Basically Spark is a framework – in the same way that Hadoop is – which provides a number of inter-connected platforms, systems and standards for Big Data projects.
Like Hadoop, Spark is open-source and under the wing of the Apache Software Foundation. Essentially, open-source means the code can be freely used by anyone. Beyond that, it can also be altered by anyone to produce custom versions aimed at particular problems, or industries. Volunteer developers, as well as those working at companies which produce custom versions, constantly refine and update the core software adding more features and efficiencies. In fact Spark was the most active project at Apache last year. It was also the most active of all of the open source Big Data applications, with over 500 contributors from more than 200 organizations.

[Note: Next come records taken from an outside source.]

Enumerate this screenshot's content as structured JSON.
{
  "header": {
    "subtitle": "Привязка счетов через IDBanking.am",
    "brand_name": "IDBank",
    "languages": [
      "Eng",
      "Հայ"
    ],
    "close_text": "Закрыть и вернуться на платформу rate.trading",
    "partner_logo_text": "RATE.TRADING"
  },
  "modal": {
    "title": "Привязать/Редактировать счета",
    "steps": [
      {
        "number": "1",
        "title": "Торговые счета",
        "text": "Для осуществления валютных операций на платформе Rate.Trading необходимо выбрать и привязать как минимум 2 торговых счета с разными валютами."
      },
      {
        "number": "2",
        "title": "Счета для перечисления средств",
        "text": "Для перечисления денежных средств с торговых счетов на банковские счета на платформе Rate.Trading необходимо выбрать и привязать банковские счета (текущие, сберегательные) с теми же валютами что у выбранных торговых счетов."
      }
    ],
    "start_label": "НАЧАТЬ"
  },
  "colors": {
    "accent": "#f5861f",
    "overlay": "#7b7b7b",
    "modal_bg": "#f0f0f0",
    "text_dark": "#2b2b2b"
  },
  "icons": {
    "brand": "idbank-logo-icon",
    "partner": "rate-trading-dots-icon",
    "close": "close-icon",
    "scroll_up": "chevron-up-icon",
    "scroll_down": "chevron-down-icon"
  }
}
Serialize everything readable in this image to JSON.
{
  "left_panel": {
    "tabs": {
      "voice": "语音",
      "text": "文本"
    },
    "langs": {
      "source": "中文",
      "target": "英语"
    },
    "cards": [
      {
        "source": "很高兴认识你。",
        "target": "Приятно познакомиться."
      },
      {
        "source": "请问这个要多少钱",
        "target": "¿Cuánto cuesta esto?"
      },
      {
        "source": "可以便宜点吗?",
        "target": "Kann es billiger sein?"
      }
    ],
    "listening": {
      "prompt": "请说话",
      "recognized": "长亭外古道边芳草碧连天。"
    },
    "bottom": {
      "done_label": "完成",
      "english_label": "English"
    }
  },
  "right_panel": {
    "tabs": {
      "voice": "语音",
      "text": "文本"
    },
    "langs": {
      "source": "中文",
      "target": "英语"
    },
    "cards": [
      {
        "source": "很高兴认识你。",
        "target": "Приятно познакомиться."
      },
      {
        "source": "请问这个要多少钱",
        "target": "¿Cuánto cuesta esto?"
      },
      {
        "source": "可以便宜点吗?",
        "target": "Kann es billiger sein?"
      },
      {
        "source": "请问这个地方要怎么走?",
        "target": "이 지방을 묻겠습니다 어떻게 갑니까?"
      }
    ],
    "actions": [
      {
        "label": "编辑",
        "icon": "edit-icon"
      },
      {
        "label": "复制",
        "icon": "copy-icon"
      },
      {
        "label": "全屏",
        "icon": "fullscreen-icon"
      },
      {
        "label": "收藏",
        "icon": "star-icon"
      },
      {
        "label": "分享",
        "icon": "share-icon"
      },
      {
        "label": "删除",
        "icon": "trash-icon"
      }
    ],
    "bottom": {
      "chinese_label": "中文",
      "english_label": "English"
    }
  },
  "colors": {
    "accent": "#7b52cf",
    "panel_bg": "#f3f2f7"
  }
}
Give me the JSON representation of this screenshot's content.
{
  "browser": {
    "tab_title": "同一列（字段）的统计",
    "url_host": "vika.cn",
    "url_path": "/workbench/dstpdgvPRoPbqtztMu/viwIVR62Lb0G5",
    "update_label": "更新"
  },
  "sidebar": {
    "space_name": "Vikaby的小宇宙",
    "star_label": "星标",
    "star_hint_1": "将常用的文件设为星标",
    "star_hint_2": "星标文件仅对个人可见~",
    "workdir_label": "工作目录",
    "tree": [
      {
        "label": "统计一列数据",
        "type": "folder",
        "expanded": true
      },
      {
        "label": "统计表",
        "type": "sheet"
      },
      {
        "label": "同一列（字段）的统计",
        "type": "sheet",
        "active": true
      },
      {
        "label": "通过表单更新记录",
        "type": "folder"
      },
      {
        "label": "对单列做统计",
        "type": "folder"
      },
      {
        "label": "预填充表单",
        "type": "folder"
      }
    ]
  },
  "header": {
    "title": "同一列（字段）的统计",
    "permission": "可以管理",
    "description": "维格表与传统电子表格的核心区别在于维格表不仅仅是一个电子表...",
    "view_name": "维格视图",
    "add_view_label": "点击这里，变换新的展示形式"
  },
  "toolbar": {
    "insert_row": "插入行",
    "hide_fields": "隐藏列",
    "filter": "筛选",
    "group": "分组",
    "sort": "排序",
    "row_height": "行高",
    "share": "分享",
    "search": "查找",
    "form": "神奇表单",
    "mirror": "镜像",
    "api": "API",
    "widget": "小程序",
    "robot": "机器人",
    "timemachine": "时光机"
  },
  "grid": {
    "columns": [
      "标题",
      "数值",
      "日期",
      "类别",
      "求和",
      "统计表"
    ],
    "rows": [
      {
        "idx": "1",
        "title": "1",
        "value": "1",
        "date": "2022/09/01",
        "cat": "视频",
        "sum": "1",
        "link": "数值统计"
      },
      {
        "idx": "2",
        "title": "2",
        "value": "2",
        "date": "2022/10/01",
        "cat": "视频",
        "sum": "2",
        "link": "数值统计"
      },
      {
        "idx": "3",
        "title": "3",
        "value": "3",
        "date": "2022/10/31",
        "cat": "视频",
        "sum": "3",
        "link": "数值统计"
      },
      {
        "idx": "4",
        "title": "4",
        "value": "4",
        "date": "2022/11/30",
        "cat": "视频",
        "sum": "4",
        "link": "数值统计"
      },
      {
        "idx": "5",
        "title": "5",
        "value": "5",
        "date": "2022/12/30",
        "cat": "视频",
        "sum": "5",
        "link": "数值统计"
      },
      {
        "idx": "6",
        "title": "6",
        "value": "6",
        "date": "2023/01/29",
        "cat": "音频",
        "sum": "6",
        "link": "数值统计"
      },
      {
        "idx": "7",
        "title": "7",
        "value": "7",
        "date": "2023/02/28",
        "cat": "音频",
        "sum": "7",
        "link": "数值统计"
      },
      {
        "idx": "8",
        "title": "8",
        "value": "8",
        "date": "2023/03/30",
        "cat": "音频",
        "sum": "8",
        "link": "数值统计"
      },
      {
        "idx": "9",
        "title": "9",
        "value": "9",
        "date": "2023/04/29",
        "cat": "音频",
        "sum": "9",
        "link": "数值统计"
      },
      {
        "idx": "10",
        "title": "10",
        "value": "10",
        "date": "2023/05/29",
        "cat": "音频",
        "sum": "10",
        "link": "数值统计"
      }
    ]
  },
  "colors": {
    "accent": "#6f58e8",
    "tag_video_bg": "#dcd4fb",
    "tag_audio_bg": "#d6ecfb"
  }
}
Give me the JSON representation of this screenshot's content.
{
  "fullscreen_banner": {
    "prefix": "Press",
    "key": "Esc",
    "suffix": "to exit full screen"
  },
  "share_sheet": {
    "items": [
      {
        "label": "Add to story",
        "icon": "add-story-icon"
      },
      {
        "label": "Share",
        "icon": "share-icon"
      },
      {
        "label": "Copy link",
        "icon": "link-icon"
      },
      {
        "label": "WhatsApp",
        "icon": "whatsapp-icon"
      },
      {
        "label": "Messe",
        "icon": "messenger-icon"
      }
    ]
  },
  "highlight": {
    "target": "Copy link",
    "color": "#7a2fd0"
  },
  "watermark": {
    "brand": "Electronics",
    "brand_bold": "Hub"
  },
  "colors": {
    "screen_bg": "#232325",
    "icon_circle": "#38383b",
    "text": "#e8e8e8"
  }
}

Spark is seen by techies in the industry as a more advanced product than Hadoop – it is newer, and designed to work by processing data in chunks “in memory”. This means it transfers data from the physical, magnetic hard discs into far-faster electronic memory where processing can be carried out far more quickly – up to 100 times faster in some operations.
Spark has proven very popular and is used by many large companies for huge, multi-petabyte data storage and analysis. This has partly been because of its speed. Last year, Spark set a world record by completing a benchmark test involving sorting 100 terabytes of data in 23 minutes – the previous world record of 71 minutes being held by Hadoop.
Additionally, Spark has proven itself to be highly suited to Machine Learning applications. Machine Learning is one of the fastest growing and most exciting areas of computer science, where computers are being taught to spot patterns in data, and adapt their behaviour based on automated modelling and analysis of whatever task they are trying to perform.
It is designed from the ground up to be easy to install and use – if you have a background in computer science! In order to make it available to more businesses, many vendors provide their own versions (as with Hadoop) which are geared towards particular industries, or custom-configured for individual clients’ projects, as well as associated consultancy services to get it up and running.
Spark uses cluster computing for its computational (analytics) power as well as its storage. This means it can use resources from many computer processors linked together for its analytics. It’s a scalable solution meaning that if more oomph is needed, you can simply introduce more processors into the system. With distributed storage, the huge datasets gathered for Big Data analysis can be stored across many smaller individual physical hard discs. This speeds up read/write operations, because the “head” which reads information from the discs has less physical distance to travel over the disc surface. As with processing power, more storage can be added when needed, and the fact it uses commonly available commodity hardware (any standard computer hard discs) keeps down infrastructure costs.
Unlike Hadoop, Spark does not come with its own file system – instead it can be integrated with many file systems including Hadoop’s HDFS, MongoDB and Amazon’s S3 system.
Another element of the framework is Spark Streaming, which allows applications to be developed which perform analytics on streaming, real-time data – such as automatically analyzing video or social media data – on-the-fly, in real-time.
In fast changing industries such as marketing, real-time analytics has huge advantages, for example ads can be served based on a user’s behavior at a particular time, rather than on historical behavior, increasing the chance of prompting an impulse purchase.
So that’s a brief introduction to Apache Spark – what it is, how it works, and why a lot of people think that it’s the future. I hope you found it useful.